Smith also encouraged the audience to research organizations like the National Society of Black Engineers and the Society for Advancement of Chicanos/Hispanics & Native Americans in Science.
"... There is talent out there. We can't make the excuse that we can't find them. They're there. How are you going back and looking for those individuals?" Smith asked. "And are you going one time or are you revisiting the well to see if there are new people who were able to get their conference funded that year and attend a conference?"
As the segment concluded, the panelists gave their closing remarks, readdressing the critical need to improve equal opportunities standards across military and federal channels.
Kimbrough said that apart from his STEM experience, much of what led him to become an astronaut came from his desire to become an aviator and highlighted that the Army needs to improve its stats within the aviation branch.
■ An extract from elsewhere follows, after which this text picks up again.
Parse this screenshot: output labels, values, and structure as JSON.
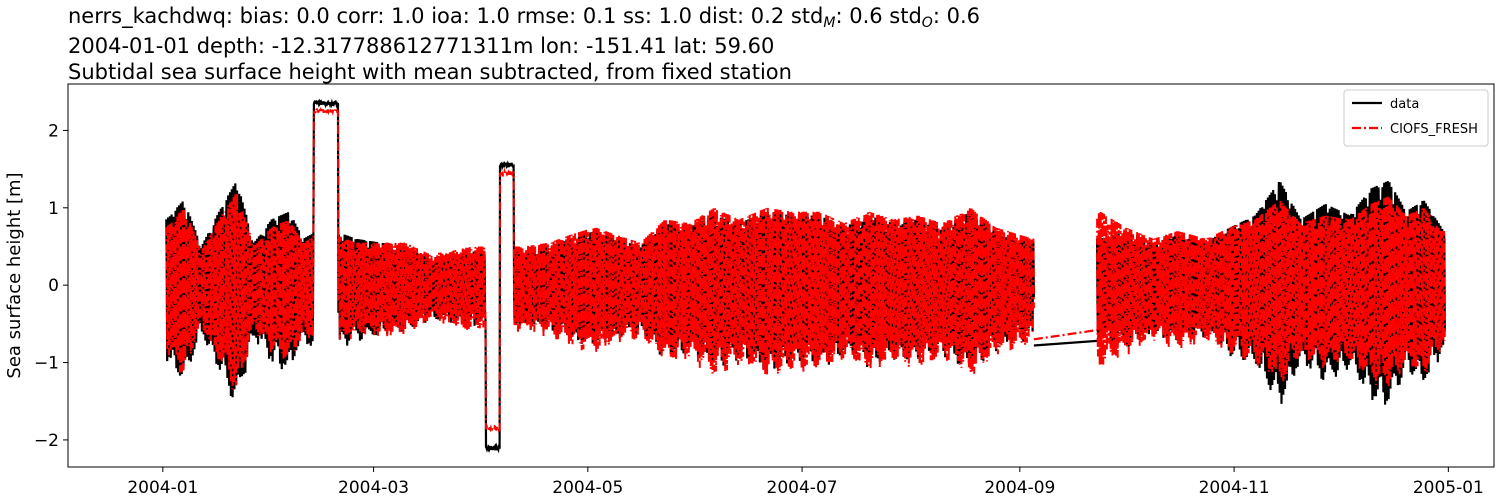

"... I gave Fort Novosel a call and got the numbers on diversity. So, we have 1,664 flight students right now in flight school--10% women, 90% men, 6% African American -- that's a problem ... I'm sure the other (military) services are not too dissimilar -- we just got to do better," he concluded.
Smith emphasized the dire need to humanize STEM professionals from all walks of life.
"Humanize the scientists and the engineers, humanize the (personnel) within various branches of the military. They pursued their career because they had a passion and a purpose," Smith said. "So, if you invite them out to speak, please invite them to talk about their technical experiences -- not just diversity and inclusion. It helps to humanize them toward their audience, and it helps them feel valued as a scientist and engineer."
Lastly, Bolden made a statement earlier during the conference to encapsulate the essence of what the "Diversity is Universal" segment represented.
"... As I look around, it's not a very diverse group of cadets and midshipmen, to be quite honest, other than women, which is really important, but we're not talking about just reaching Black students and Native American students and women, we're talking about reaching all of you," Bolden said. "And so, let's try to get out of the (mindset), 'this conference didn't even address me.' This is for every single one of you.
"Because if you're passionate, if you're strong, if you really enjoy what you're doing, trust me, the young females sitting next to some of you hard-nosed guys, or the young Blacks sitting next to some of you who happen to be White. They're all just as enthusiastic (about STEM) as you are. It's contagious. So we're not talking just to minorities and women in this audience. We're talking to every single one of you … please don't go away from here saying 'they didn't talk to me,' because this is intended for every single one of us in this audience."